Der Mann, der 2017 in Dietikon brutal eine Rentnerin misshandelte, musste sich am Freitag vor Gericht verantworten. Warum es zur Tat kam, konnte er dem Richter nicht erklären.

Schwerfällig, einsilbig und mit gesenktem Kopf stand gestern der 56-jährige Schweizer vor dem Bezirksgericht Dietikon. «Es tut mir leid, es ist ein Wahnsinn, was ich gemacht habe», murmelte er. Der geständige Mann hatte im April 2017 in Dietikon eine 80-jährige Rentnerin in ihrer Wohnung sexuell brutal misshandelt und sie anschliessend gefesselt in der Wohnung ihrem Schicksal überlassen.
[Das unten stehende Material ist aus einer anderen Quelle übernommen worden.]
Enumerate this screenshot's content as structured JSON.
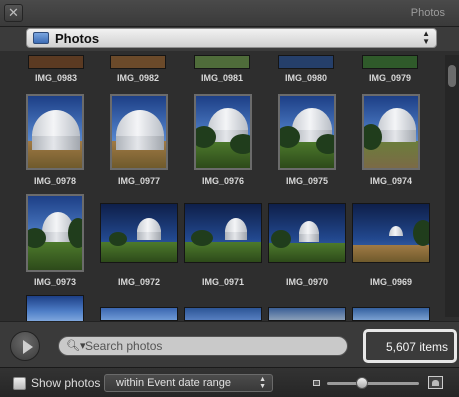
{
  "window": {
    "title": "Photos",
    "close_glyph": "✕"
  },
  "source": {
    "label": "Photos",
    "icon": "photos-library-icon"
  },
  "grid": {
    "top_row": [
      "IMG_0983",
      "IMG_0982",
      "IMG_0981",
      "IMG_0980",
      "IMG_0979"
    ],
    "row2": [
      "IMG_0978",
      "IMG_0977",
      "IMG_0976",
      "IMG_0975",
      "IMG_0974"
    ],
    "row3": [
      "IMG_0973",
      "IMG_0972",
      "IMG_0971",
      "IMG_0970",
      "IMG_0969"
    ]
  },
  "search": {
    "placeholder": "Search photos"
  },
  "count": {
    "label": "5,607 items"
  },
  "footer": {
    "show_label": "Show photos",
    "range_option": "within Event date range",
    "zoom_level": 0.38
  }
}
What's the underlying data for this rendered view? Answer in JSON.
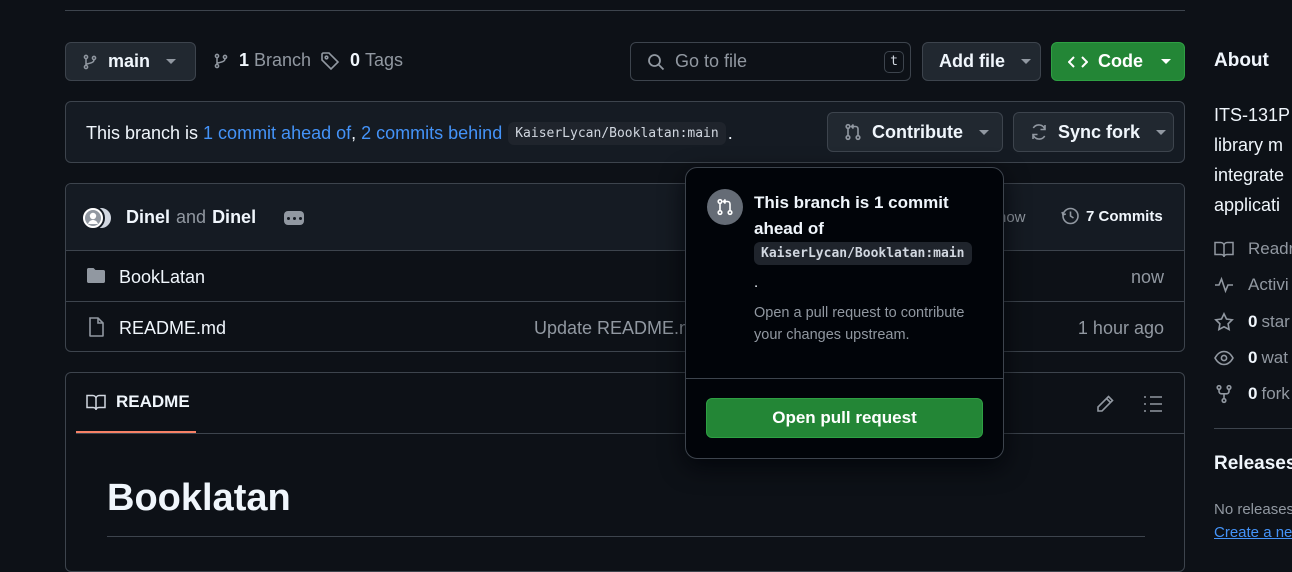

Sein Anwalt versuchte eine Erklärung zu geben, warum sein Mandant nach über zwanzig Jahren deliktfreiem Leben ab 2013 in eine Abwärtsspirale geriet, die mit dem Sexualdelikt einen Tiefpunkt erreichte. So war dem Zügelmann vom Arbeitgeber gekündigt worden, als er im Zorn einem Mitarbeiter eine Ohrfeige gab. Dem Jobverlust folgten Depressionen und suizidale Gedanken – Vater, Mutter und eine Schwester hatten schon Selbstmord gemacht – sowie Wohnungsverlust und die Beziehung mit der Freundin ging in die Brüche. Wäre dem Mann nach zwanzig Jahren Arbeit nicht fristlos gekündigt worden, so der Anwalt, wäre sein Mandant nicht wieder straffällig geworden, wie er es als junger Mann in den achtziger Jahren bereits war. Davon zeugen die Urteile wegen Sexual- und Vermögensdelikte, für die er bis 1991 in der Strafanstalt Thorberg BE einsass.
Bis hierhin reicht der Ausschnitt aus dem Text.